All the same, I actually do have a number of fat action figures. Most notably, a wide variety of wrestling figures of various shapes and sizes. These WWE action figures are what is known as "mass market" toys. Mass market toys frequently reuse parts between characters and generally have less detailing than specialty market toys or the high-end dolls mentioned at "The Rotund". With the wrestlers, two different characters can have the same exact body, for instance, with only a different head and paint decoration. Initially, they only drew upon a small handful of parts which predictably showcased an unrealistic male physique. Unrealistic, even, for some of the wrestlers they figures represented. But the same torsos were used again and again.

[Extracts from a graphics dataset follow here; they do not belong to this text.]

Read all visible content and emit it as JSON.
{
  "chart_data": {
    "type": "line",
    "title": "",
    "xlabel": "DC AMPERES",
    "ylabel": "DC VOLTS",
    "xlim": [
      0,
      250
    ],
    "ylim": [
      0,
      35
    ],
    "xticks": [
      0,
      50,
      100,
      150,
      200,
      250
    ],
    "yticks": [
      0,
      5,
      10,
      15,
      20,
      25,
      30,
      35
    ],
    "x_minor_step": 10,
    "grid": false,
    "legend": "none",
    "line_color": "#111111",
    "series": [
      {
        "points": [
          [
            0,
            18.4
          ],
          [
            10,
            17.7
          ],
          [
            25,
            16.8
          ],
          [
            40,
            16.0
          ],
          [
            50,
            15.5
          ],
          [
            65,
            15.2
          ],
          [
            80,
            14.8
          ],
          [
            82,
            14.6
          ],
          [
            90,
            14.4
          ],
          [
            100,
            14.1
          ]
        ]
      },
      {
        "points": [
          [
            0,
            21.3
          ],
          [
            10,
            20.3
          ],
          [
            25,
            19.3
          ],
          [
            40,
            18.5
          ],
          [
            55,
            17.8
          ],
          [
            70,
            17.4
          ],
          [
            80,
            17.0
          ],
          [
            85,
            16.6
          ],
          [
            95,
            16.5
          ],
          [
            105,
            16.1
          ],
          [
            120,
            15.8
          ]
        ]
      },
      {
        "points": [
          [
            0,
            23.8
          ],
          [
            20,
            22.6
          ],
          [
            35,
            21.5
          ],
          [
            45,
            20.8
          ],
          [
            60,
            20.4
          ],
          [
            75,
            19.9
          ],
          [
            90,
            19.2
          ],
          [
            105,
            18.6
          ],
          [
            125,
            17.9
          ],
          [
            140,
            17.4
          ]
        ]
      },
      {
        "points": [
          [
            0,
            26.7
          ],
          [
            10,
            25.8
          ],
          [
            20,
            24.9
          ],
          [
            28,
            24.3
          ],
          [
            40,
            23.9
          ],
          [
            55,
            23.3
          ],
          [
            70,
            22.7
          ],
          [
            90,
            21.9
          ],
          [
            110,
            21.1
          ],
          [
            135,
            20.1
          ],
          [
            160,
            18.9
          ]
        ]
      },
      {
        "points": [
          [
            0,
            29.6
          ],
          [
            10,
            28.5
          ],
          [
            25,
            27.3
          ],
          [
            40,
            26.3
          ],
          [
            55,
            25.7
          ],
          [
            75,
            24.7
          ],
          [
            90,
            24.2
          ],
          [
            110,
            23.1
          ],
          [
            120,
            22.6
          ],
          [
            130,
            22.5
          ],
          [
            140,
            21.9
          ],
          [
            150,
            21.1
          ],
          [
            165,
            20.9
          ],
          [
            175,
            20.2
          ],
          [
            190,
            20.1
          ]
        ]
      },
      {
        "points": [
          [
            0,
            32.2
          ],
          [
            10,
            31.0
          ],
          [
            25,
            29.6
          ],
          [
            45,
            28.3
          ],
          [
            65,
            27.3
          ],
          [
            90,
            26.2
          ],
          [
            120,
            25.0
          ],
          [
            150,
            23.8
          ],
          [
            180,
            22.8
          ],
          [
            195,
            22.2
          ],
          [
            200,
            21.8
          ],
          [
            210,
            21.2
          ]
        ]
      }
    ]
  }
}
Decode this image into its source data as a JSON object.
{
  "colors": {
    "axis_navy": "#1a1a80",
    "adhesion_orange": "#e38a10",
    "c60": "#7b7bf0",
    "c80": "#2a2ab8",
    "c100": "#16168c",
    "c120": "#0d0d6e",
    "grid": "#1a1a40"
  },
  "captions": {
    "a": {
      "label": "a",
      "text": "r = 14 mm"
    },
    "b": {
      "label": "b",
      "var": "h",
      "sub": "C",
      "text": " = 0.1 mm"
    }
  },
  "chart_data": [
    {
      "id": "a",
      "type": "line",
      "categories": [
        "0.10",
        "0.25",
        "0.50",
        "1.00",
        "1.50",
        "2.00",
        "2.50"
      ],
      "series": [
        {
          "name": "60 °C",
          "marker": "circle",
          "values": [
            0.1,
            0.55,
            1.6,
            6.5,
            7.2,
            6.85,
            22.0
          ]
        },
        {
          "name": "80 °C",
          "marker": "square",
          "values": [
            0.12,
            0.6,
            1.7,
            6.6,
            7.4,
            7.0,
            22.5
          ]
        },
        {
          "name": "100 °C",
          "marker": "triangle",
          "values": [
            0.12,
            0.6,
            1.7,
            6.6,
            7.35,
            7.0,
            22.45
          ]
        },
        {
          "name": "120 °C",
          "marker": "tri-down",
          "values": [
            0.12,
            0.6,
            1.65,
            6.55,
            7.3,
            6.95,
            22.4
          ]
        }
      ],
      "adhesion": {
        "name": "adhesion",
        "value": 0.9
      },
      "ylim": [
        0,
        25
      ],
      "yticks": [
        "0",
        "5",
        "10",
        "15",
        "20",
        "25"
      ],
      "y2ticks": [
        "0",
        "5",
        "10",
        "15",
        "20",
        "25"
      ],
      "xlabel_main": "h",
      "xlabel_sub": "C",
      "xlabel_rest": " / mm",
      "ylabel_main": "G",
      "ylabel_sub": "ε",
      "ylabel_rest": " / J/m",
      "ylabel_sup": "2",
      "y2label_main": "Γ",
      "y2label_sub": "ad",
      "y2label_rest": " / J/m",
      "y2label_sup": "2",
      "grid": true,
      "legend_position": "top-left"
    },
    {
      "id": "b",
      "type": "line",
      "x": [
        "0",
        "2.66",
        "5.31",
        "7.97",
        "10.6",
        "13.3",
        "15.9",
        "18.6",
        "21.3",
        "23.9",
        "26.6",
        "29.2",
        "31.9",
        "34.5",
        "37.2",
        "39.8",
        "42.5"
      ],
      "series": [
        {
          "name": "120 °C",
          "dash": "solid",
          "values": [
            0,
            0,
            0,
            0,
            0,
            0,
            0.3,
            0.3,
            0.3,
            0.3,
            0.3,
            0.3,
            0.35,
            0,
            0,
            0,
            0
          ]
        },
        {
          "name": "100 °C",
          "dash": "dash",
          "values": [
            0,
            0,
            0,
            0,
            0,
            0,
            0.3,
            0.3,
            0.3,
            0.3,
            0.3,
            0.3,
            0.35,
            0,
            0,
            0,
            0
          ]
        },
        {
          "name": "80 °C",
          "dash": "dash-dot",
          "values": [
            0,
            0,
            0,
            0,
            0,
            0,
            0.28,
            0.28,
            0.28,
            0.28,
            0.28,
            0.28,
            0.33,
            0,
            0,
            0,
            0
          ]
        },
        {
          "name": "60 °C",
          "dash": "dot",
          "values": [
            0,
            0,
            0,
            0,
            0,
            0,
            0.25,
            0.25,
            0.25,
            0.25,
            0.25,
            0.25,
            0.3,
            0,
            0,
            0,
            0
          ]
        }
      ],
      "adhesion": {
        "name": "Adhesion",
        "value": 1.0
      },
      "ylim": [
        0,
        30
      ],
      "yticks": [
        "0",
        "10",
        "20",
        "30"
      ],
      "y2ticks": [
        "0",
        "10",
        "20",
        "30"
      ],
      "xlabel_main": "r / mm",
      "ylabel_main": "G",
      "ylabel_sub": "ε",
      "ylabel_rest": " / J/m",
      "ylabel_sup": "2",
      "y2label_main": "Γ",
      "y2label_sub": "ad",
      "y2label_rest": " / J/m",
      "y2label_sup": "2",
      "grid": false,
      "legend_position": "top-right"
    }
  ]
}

An interesting thing, though, sprung up with toy collectors. They clamored actively for more realistic bodies. These toys were representational, after all. There were real people behind the toys and collectors wanted them to more closely match. So the company started introducing torsos beyond "muscular" and "more muscular". First a barrel-chested torso (though which still featured overly defined muscles), but followed there by a quite fat torso originally designed for the 600 lb. wrestler "Yokozuna".
They seemed content, though, to use a torso designed for a 600 lb. man for anyone 300lbs an up thereafter, but again collectors demanded more. They didn't just want a catch-all "fat" torso. They wanted the parts to represent a wide variety of physiques. They wanted a smaller "fat" sculpt used for big but not superfat wrestlers. They wanted a shirt and tie for larger wrestlers. They even wanted torsos of a more average size without the exaggerated definition that marked so many of the wrestling figures. The company responding with all of this and its been very warmly received by the collecting community.
I don't kid myself into thinking these collectors were pro-fat in any meaningful way. Yet, they wanted the toys to accurately represented the people portrayed. An idealized image wasn't desired. Rather, the collectors kept asking for accuracy and honesty. I found that interesting in its own right, that so many people wanted these toys to be fat if that's what the person was. They wanted reality, not fantasy. Though hardly a victory for fat acceptance, I still think incidents like that tell us a lot about how big businesses underestimate pop culture consumers by thinking we want an idealized reality and not simply reality.